她轻轻转动手腕,青铜铃铛发出清脆的响声,“走吧,去玩咯!”
诗会前夜
阁里的铜灯燃到第三更,灯油将尽时,窗纸上映出个斗笠的剪影。
书达公子斜倚在软榻上,指尖捻着半片茶叶,看它在青瓷盏里打着旋。乐乐蜷在她脚边,头枕着她裙裾,像只餍足的兽,呼吸匀长。

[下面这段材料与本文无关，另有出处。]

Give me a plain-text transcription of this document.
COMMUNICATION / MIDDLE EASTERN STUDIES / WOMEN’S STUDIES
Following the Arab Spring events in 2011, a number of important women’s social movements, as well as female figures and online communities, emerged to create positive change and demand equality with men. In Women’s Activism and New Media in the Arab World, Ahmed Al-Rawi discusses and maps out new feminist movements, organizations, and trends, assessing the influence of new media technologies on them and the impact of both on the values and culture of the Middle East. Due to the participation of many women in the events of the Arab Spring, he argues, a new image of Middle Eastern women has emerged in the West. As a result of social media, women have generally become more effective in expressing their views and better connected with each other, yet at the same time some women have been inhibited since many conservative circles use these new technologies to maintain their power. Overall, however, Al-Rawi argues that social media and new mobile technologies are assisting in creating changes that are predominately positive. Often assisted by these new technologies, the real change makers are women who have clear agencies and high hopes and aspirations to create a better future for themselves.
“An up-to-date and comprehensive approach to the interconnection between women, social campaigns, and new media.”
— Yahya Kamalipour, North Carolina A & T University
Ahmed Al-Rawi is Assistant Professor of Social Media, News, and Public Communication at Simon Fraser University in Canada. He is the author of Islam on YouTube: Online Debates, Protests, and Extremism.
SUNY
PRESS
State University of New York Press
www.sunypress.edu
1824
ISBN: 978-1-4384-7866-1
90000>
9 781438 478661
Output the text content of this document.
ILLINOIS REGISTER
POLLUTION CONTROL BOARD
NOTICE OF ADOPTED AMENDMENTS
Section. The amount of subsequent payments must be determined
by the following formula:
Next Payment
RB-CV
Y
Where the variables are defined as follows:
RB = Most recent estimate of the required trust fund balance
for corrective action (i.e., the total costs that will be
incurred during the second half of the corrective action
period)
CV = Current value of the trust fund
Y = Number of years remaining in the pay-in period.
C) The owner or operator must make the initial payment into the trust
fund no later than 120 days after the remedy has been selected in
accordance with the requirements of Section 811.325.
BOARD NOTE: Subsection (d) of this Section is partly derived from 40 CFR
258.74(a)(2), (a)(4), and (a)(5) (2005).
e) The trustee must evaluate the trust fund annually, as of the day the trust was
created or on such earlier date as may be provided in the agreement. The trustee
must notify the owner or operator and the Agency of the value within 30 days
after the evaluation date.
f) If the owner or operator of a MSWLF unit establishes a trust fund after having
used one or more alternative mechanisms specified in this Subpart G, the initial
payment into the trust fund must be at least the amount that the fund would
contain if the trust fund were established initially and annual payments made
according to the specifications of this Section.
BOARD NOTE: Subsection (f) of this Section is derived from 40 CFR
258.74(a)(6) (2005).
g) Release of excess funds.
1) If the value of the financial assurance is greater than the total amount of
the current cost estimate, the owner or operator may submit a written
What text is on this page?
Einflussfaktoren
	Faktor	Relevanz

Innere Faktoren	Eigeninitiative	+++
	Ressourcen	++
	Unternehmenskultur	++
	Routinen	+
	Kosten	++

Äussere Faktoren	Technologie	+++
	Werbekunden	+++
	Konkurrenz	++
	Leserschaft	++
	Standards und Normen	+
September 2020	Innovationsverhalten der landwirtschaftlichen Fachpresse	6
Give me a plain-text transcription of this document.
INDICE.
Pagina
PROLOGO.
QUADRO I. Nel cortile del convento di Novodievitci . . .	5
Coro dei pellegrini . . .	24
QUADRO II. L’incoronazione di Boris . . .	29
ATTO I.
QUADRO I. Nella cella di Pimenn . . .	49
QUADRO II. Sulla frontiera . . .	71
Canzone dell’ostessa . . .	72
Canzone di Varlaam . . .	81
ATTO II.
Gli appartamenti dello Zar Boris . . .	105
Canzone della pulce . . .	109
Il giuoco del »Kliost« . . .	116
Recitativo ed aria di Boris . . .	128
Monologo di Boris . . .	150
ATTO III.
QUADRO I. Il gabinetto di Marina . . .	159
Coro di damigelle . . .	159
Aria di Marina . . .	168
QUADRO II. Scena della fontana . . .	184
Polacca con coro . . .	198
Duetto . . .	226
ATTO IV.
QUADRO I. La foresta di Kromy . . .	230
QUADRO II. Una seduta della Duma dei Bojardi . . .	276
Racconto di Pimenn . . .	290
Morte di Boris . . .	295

门“吱呀”一声被推开,雪隐庄主裹着一身寒气进来,斗笠压得低,只露出线条冷硬的下颌。他身后两名黑衣随从抬着个红木箱,箱底与地砖相触,发出沉闷的“咚”声——又带了几箱黄金。
“书达公子,”庄主声音沙哑如砾石相磨,“时辰差不多了。诗会就在明日巳时,她身边定会跟着程博韬。”他抬眼,斗笠阴影下的目光像淬毒的刀,“那程将军是霍去病的副将,心思缜密,寻常诱饵未必管用。你打算如何引开他?”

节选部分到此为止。